Overview
SIREN is short for “Système d’Inscription Regroupant les Evènements Notoires” in French, or “Subscribable Interface Regrouping Events of Note” in English (in an attempt to translate an already far-fetched acronym). Its purpose is to act as a status page of the services hosted by Arcanite, as well a provide a tool to manage communication about incidents and maintenances.
The core elements of SIREN are components, which are entities that have a name and a status. They can either be services destined to end users (e.g., webserver), or internal services (e.g., proxies, redis, etc), or even a bigger entity like a whole datacenter. The status a component can have is among the following: Unknown, Operational, Performance issues, Partial outage, Major outage or In maintenance.
The components’ statuses are diplayed on a page, with a chosen url. This page also contains data on their past state during the last month (displayed as vertical colored bars), as well as an indication of their uptime during this period. The uptime is computed as the proportion of Operational status over the total time. The total time computation is done without counting periods during which the component had an Unknown or In maintenance status.
Components on a page can be grouped into sections (with an optional description), or even subsections, to order the page into semantically related groups of components.
Events
Additionnaly to the instantaneous and past status of components, a page can display information about events. An event is either an Incident (i.e., an unexpected event that disrupts operational processes), or a Maintenance (i.e., a planned event generally involving software updates and/or hardware replacement).

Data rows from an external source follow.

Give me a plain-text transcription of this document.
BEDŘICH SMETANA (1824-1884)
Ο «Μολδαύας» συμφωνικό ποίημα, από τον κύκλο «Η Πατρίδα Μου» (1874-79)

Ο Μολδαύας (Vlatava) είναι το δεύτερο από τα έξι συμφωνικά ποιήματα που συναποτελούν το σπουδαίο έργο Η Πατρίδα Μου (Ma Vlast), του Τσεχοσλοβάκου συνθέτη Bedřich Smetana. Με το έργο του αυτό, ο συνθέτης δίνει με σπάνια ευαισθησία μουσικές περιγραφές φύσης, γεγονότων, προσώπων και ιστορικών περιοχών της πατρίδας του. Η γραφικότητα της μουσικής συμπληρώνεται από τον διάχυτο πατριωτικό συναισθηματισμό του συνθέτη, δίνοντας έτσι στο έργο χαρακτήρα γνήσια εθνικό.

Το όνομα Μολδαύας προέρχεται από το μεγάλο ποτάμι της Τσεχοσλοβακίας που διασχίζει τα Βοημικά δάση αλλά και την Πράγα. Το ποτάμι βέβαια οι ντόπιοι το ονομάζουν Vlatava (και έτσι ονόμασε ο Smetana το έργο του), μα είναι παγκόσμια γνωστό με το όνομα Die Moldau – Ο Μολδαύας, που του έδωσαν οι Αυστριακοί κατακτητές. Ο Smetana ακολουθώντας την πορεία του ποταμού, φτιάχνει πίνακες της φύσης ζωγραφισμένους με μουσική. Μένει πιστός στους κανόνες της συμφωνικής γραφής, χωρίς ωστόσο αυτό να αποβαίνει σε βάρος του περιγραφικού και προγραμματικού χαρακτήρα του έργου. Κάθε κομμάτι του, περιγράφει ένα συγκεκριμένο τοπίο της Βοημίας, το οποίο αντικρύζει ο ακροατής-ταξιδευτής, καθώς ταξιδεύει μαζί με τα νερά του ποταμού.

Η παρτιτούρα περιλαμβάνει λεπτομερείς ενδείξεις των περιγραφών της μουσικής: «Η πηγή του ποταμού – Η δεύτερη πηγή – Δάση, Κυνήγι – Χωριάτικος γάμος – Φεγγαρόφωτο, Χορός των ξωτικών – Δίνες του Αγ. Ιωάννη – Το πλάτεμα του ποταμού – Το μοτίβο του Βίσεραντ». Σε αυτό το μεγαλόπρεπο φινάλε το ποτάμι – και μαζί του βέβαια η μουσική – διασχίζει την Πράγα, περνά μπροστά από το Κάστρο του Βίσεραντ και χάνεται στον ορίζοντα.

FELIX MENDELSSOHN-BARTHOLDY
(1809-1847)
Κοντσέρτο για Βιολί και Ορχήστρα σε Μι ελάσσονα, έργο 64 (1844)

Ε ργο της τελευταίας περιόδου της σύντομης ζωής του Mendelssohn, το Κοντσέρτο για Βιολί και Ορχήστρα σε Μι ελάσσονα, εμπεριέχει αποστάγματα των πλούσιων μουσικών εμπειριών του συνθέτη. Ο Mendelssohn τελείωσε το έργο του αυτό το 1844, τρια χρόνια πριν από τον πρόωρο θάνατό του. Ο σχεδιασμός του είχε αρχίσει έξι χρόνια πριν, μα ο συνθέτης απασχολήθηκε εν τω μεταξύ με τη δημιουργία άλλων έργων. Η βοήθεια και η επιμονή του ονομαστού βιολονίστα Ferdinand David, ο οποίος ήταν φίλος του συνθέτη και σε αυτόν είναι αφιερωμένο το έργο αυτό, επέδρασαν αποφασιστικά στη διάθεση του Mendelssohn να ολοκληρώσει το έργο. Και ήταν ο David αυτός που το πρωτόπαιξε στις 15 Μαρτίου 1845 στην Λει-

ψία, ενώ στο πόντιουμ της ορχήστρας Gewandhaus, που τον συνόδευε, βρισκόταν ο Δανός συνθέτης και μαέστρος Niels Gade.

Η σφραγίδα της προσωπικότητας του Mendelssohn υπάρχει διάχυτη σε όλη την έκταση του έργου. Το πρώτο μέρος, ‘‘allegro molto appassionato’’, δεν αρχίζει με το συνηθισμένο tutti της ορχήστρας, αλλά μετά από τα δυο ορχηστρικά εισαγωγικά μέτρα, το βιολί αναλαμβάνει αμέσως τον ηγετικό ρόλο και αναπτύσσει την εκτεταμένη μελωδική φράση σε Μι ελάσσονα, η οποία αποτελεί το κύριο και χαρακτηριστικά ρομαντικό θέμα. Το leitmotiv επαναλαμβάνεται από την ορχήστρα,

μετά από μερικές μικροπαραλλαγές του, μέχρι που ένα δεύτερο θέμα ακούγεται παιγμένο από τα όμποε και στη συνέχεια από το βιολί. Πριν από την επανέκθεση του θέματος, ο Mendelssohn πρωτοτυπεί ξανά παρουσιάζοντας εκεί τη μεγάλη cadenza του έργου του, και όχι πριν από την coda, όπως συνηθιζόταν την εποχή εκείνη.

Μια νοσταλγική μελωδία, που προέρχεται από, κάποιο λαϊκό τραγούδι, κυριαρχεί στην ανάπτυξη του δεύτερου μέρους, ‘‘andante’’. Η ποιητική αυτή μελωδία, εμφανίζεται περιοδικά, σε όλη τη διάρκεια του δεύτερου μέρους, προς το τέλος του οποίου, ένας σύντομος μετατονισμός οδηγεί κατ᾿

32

An event has a name, a start date, and possibly an end date (in the case of incidents one might not know when they will end). In addition to that, an event has a status (one of Scheduled, Ongoing, Finished for maintenances, and Investigating or Resolved for incidents), as well as a timeline of event updates. An event update contains a message, and represents a new piece of information with regard to the event, generally to announce its beginning, its end or an unforeseen issue. For instance, a possible update for an Incident could be “Problem is identified and fixed”, accompanied by a status change from Investigating to Resolved.
During the time an event is ongoing (i.e., the present moment is between its start and end date), a banner is showed on each page containing components that are affected by this event. A note shows which components on that page are concerned by the event, and another shows the last event update message, with an option to see the full timeline of event updates. Additionnaly, a section at the end of the page can be expanded to show the events that occurred during the last week.